Wikidata:Showcase Queries

Lightning talk talk at Wikimania 2019 on the proposal.

Wikidata currently has "showcase items" and "example queries". The former is about individual Wikidata items in isolation, and the latter is about demonstrating features of SPARQL code. However, until now, Wikidata does not have a process to identify, praise, and share to the world its true superpower: the combination of statements from many different items – the ability uncover knowledge spread across the database.

This is a proposal to create Showcase Queries: A community recognition of a high quality query which brings together high quality content across Wikidata to answer a question.

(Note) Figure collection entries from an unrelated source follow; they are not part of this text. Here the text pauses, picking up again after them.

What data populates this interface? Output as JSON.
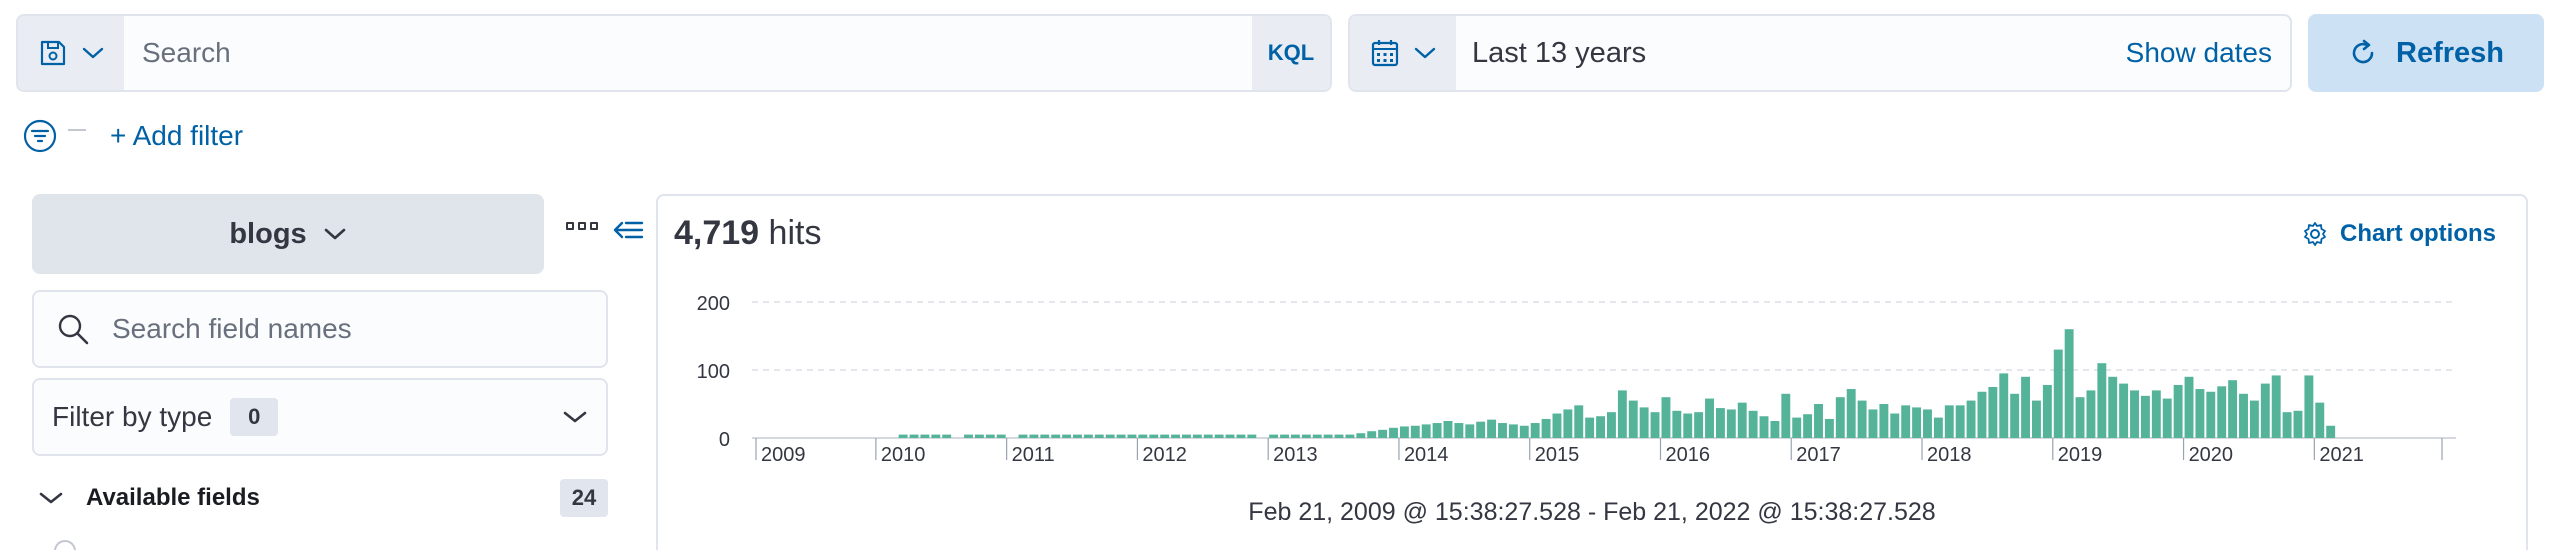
{
  "query_bar": {
    "search_placeholder": "Search",
    "kql_label": "KQL"
  },
  "time_bar": {
    "range_label": "Last 13 years",
    "show_dates_label": "Show dates",
    "refresh_label": "Refresh"
  },
  "filter_bar": {
    "add_filter_label": "+ Add filter"
  },
  "sidebar": {
    "index_pattern": "blogs",
    "field_search_placeholder": "Search field names",
    "filter_by_type_label": "Filter by type",
    "filter_by_type_count": "0",
    "available_fields_label": "Available fields",
    "available_fields_count": "24"
  },
  "chart_header": {
    "hits_count": "4,719",
    "hits_label": "hits",
    "chart_options_label": "Chart options"
  },
  "colors": {
    "accent": "#0061a6",
    "bar": "#54b399"
  },
  "chart_data": {
    "type": "bar",
    "ylim": [
      0,
      200
    ],
    "y_ticks": [
      "0",
      "100",
      "200"
    ],
    "x_tick_labels": [
      "2009",
      "2010",
      "2011",
      "2012",
      "2013",
      "2014",
      "2015",
      "2016",
      "2017",
      "2018",
      "2019",
      "2020",
      "2021"
    ],
    "x_range": [
      "2009-02",
      "2022-02"
    ],
    "grid": true,
    "date_range_label": "Feb 21, 2009 @ 15:38:27.528 - Feb 21, 2022 @ 15:38:27.528",
    "bars": [
      {
        "month": "2010-03",
        "value": 5
      },
      {
        "month": "2010-04",
        "value": 5
      },
      {
        "month": "2010-05",
        "value": 5
      },
      {
        "month": "2010-06",
        "value": 5
      },
      {
        "month": "2010-07",
        "value": 5
      },
      {
        "month": "2010-09",
        "value": 5
      },
      {
        "month": "2010-10",
        "value": 5
      },
      {
        "month": "2010-11",
        "value": 5
      },
      {
        "month": "2010-12",
        "value": 5
      },
      {
        "month": "2011-02",
        "value": 5
      },
      {
        "month": "2011-03",
        "value": 5
      },
      {
        "month": "2011-04",
        "value": 5
      },
      {
        "month": "2011-05",
        "value": 5
      },
      {
        "month": "2011-06",
        "value": 5
      },
      {
        "month": "2011-07",
        "value": 5
      },
      {
        "month": "2011-08",
        "value": 5
      },
      {
        "month": "2011-09",
        "value": 5
      },
      {
        "month": "2011-10",
        "value": 5
      },
      {
        "month": "2011-11",
        "value": 5
      },
      {
        "month": "2011-12",
        "value": 5
      },
      {
        "month": "2012-01",
        "value": 5
      },
      {
        "month": "2012-02",
        "value": 5
      },
      {
        "month": "2012-03",
        "value": 5
      },
      {
        "month": "2012-04",
        "value": 5
      },
      {
        "month": "2012-05",
        "value": 5
      },
      {
        "month": "2012-06",
        "value": 5
      },
      {
        "month": "2012-07",
        "value": 5
      },
      {
        "month": "2012-08",
        "value": 5
      },
      {
        "month": "2012-09",
        "value": 5
      },
      {
        "month": "2012-10",
        "value": 5
      },
      {
        "month": "2012-11",
        "value": 5
      },
      {
        "month": "2013-01",
        "value": 5
      },
      {
        "month": "2013-02",
        "value": 5
      },
      {
        "month": "2013-03",
        "value": 5
      },
      {
        "month": "2013-04",
        "value": 5
      },
      {
        "month": "2013-05",
        "value": 5
      },
      {
        "month": "2013-06",
        "value": 5
      },
      {
        "month": "2013-07",
        "value": 5
      },
      {
        "month": "2013-08",
        "value": 5
      },
      {
        "month": "2013-09",
        "value": 7
      },
      {
        "month": "2013-10",
        "value": 10
      },
      {
        "month": "2013-11",
        "value": 12
      },
      {
        "month": "2013-12",
        "value": 15
      },
      {
        "month": "2014-01",
        "value": 17
      },
      {
        "month": "2014-02",
        "value": 18
      },
      {
        "month": "2014-03",
        "value": 20
      },
      {
        "month": "2014-04",
        "value": 22
      },
      {
        "month": "2014-05",
        "value": 25
      },
      {
        "month": "2014-06",
        "value": 22
      },
      {
        "month": "2014-07",
        "value": 20
      },
      {
        "month": "2014-08",
        "value": 24
      },
      {
        "month": "2014-09",
        "value": 27
      },
      {
        "month": "2014-10",
        "value": 22
      },
      {
        "month": "2014-11",
        "value": 20
      },
      {
        "month": "2014-12",
        "value": 18
      },
      {
        "month": "2015-01",
        "value": 22
      },
      {
        "month": "2015-02",
        "value": 28
      },
      {
        "month": "2015-03",
        "value": 36
      },
      {
        "month": "2015-04",
        "value": 42
      },
      {
        "month": "2015-05",
        "value": 48
      },
      {
        "month": "2015-06",
        "value": 30
      },
      {
        "month": "2015-07",
        "value": 32
      },
      {
        "month": "2015-08",
        "value": 38
      },
      {
        "month": "2015-09",
        "value": 70
      },
      {
        "month": "2015-10",
        "value": 55
      },
      {
        "month": "2015-11",
        "value": 45
      },
      {
        "month": "2015-12",
        "value": 38
      },
      {
        "month": "2016-01",
        "value": 60
      },
      {
        "month": "2016-02",
        "value": 40
      },
      {
        "month": "2016-03",
        "value": 36
      },
      {
        "month": "2016-04",
        "value": 38
      },
      {
        "month": "2016-05",
        "value": 58
      },
      {
        "month": "2016-06",
        "value": 44
      },
      {
        "month": "2016-07",
        "value": 42
      },
      {
        "month": "2016-08",
        "value": 52
      },
      {
        "month": "2016-09",
        "value": 40
      },
      {
        "month": "2016-10",
        "value": 32
      },
      {
        "month": "2016-11",
        "value": 25
      },
      {
        "month": "2016-12",
        "value": 65
      },
      {
        "month": "2017-01",
        "value": 30
      },
      {
        "month": "2017-02",
        "value": 35
      },
      {
        "month": "2017-03",
        "value": 50
      },
      {
        "month": "2017-04",
        "value": 28
      },
      {
        "month": "2017-05",
        "value": 60
      },
      {
        "month": "2017-06",
        "value": 72
      },
      {
        "month": "2017-07",
        "value": 55
      },
      {
        "month": "2017-08",
        "value": 42
      },
      {
        "month": "2017-09",
        "value": 50
      },
      {
        "month": "2017-10",
        "value": 36
      },
      {
        "month": "2017-11",
        "value": 48
      },
      {
        "month": "2017-12",
        "value": 45
      },
      {
        "month": "2018-01",
        "value": 42
      },
      {
        "month": "2018-02",
        "value": 30
      },
      {
        "month": "2018-03",
        "value": 48
      },
      {
        "month": "2018-04",
        "value": 48
      },
      {
        "month": "2018-05",
        "value": 55
      },
      {
        "month": "2018-06",
        "value": 68
      },
      {
        "month": "2018-07",
        "value": 75
      },
      {
        "month": "2018-08",
        "value": 95
      },
      {
        "month": "2018-09",
        "value": 65
      },
      {
        "month": "2018-10",
        "value": 90
      },
      {
        "month": "2018-11",
        "value": 55
      },
      {
        "month": "2018-12",
        "value": 78
      },
      {
        "month": "2019-01",
        "value": 130
      },
      {
        "month": "2019-02",
        "value": 160
      },
      {
        "month": "2019-03",
        "value": 60
      },
      {
        "month": "2019-04",
        "value": 70
      },
      {
        "month": "2019-05",
        "value": 110
      },
      {
        "month": "2019-06",
        "value": 90
      },
      {
        "month": "2019-07",
        "value": 80
      },
      {
        "month": "2019-08",
        "value": 70
      },
      {
        "month": "2019-09",
        "value": 62
      },
      {
        "month": "2019-10",
        "value": 70
      },
      {
        "month": "2019-11",
        "value": 58
      },
      {
        "month": "2019-12",
        "value": 78
      },
      {
        "month": "2020-01",
        "value": 90
      },
      {
        "month": "2020-02",
        "value": 72
      },
      {
        "month": "2020-03",
        "value": 68
      },
      {
        "month": "2020-04",
        "value": 76
      },
      {
        "month": "2020-05",
        "value": 85
      },
      {
        "month": "2020-06",
        "value": 65
      },
      {
        "month": "2020-07",
        "value": 55
      },
      {
        "month": "2020-08",
        "value": 80
      },
      {
        "month": "2020-09",
        "value": 92
      },
      {
        "month": "2020-10",
        "value": 38
      },
      {
        "month": "2020-11",
        "value": 40
      },
      {
        "month": "2020-12",
        "value": 92
      },
      {
        "month": "2021-01",
        "value": 52
      },
      {
        "month": "2021-02",
        "value": 18
      }
    ]
  }
}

This would be a native Wikidata "featured" award that highlights the special value of the Wikidata's content, and provides recognition to those who work to curate complete sets of high quality information. Furthermore, the recognition would serve both an internal, and external purpose – to provide a form of motivation to ourselves, and also to highlight our best work to the Wikiverse and to the world. A list of showcase queries would also serve as a set of "ready to use" content for those Wikipedia editions willing to incorporate live Wikidata information. When multiple language editions use the same information it would serve as a positive feedback-loop for maintaining the quality of that content.

Context edit

On many Wikipedias there is the concept of the Featured Topic – the purpose is to demonstrate high quality complete "sets". To quote the English Wikipedia description, it is "a collection of articles or lists that represents Wikipedia's best work in covering a subject comprehensively and with items of consistently good quality." (selection criteria). Of course, there are also Wikipedia Featured Articles (selection criteria). Both of these processes are relevant to this proposal and parts have been adopted in the proposed criteria below.
In some cases, the existing Featured Lists on Wikipedias (selection criteria) would make good candidates to start building Wikidata Showcase Queries, as their references have already been checked - they just need importing and properly curating into structured data.

Proposed criteria edit

 

A nomination should include a nomination statement which explains:

  • The context and content of the query;
  • A link to the code ready to be run in query.wikidata.org/
  • A description of scope, explaining the question it is trying to answer;
  • An explanation for how it could be used for educational purposes;
  • A demonstration that it has complete references, labels etc. for all statements included.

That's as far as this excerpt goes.